Cuando le pareció que su hermano ya le había expresado a Piojo lo que le tenía que decir, Gata se les unió. Oscurecía ya, y Piojo esperaba que se avivaran los fuegos en la Gran Caverna, y empezaran los preparativos para pasar la noche. Estaba demasiado excitado para tener hambre, pero le sorprendió no percibir todavía el tufillo de la carne puesta al fuego. Enseguida Gata lo sacó de su perplejidad.

—¡Por fin una fiesta después de tantas desgracias! Esta noche hay una importante celebración en Valhondo, con música y baile. Nos reuniremos después del poner del sol las familias que ocupamos las cuevas con las familias de las cabañas en la gran pradera junto al río Rumblar. Se trata de la Danza de los Lobos.

—¿En qué consiste la fiesta?

—Encendemos grandes hogueras en su honor.

—¿En honor de los lobos? ¿Nuestros rivales?

—No siempre lo fueron.
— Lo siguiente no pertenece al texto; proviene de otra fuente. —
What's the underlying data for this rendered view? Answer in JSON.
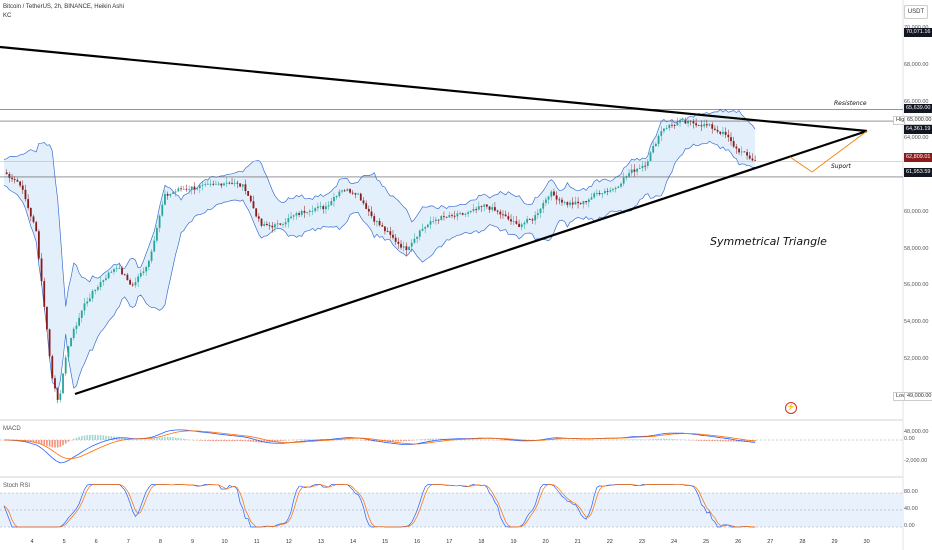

Se rememora el día en el que los lobos enseñaron a los Hombres Verdaderos a organizarse en grupos como ellos, a ayudarse, a cazar juntos, y sobre todo a obedecer: los hijos a los padres, los padres a los jefes. Los miembros del Tótem del Lobo ya están preparados para la ocasión. Luego cantaremos y bailaremos. Necesitábamos reírnos un poco, y los ancianos han acertado fijando para esta noche la conmemoración.

Empezaron a bajar la cuesta hacia el río, y Gata le iba a hablando a Piojo todo el camino. Los grillos parecían haberse vuelto locos.

—¿Ves esa pequeña grieta en el laderón, debajo de la ceja, a la izquierda de la pedrera? Es una caverna de osos. Nunca la ocupamos nosotros porque es muy baja, y también por no tener que enfrentarnos con ellos. Los osos se meten a dormir a finales de la otoñada, cuando han puesto mucha grasa en el cuerpo porque se han hartado de comer bellotas, avellanas, endrinas, arándanos y otros frutos del bosque. Salen con las flores, mucho más delgados, y a algunas hembras les siguen uno o dos cachorros nuevos. Los osos que se esconden en esa cueva son los más grandes, de los que suelen dormir en grupos. Los llamamos osos montaña. Hay otros osos por estos pagos, también grandes pero no tanto, que se retiran a pasar los días cortos de los soles bajos en solitario. Éstos son más peligrosos que los osos montaña, porque cazan más y comen menos plantas. Afortunadamente no se ven mucho.

—¿También has recorrido esa cueva? —preguntó Piojo, aunque se imaginaba que la respuesta sería afirmativa. Con osos o sin ellos no debía de haber cavidad en la Roca que no hubiera inspeccionado Gata.

—Sí —contestó ella con naturalidad, sin ufanarse de sus conocimientos, sino más bien contenta por tener a alguien con quien compartirlos—, he visitado la cueva de los osos montaña en el tiempo de los soles altos, cuando ellos ya no están, y he visto las camas que excavan para dormir en la invernada y las marcas de sus garras en la pared. Impresionan sobre todo los huesos y calaveras de los animales que han muerto de hambre, de enfermedad o de vejez y que ya no han vuelto a ver la luz del sol. Las yacijas quedan lejos de la entrada, en una sala completamente oscura, al final de un conducto largo, estrecho y sobado por el roce de tantos osos contra la roca durante muchísimas generaciones. Deben de utilizar la cueva desde que el mundo era muy joven. En mis exploraciones me guié por un punto de luz que descubrí al fondo de esa sala, y que corresponde a una estrecha sima que conduce a la ladera.

No es fácil pasar por ahí, desde luego es imposible para los osos, pero yo he conseguido salir fuera de la cueva por ese pequeño boquete del techo.

Empezaba a tejerse la tiniebla entre los árboles mientras las fogatas se iban encendiendo en la pradera y los grupos se congregaban poco a poco a su alrededor para defenderse del cencio que les llegaba desde la ribera del Rumblar. De una gran tienda de pieles salían ruidos que correspondían a los danzantes que se preparaban para su exhibición. Gata y Piojo iban, hablando y riendo, por delante de la gente que bajaba de la Gran Caverna. Todo el mundo los observaba, pero ellos no veían a nadie.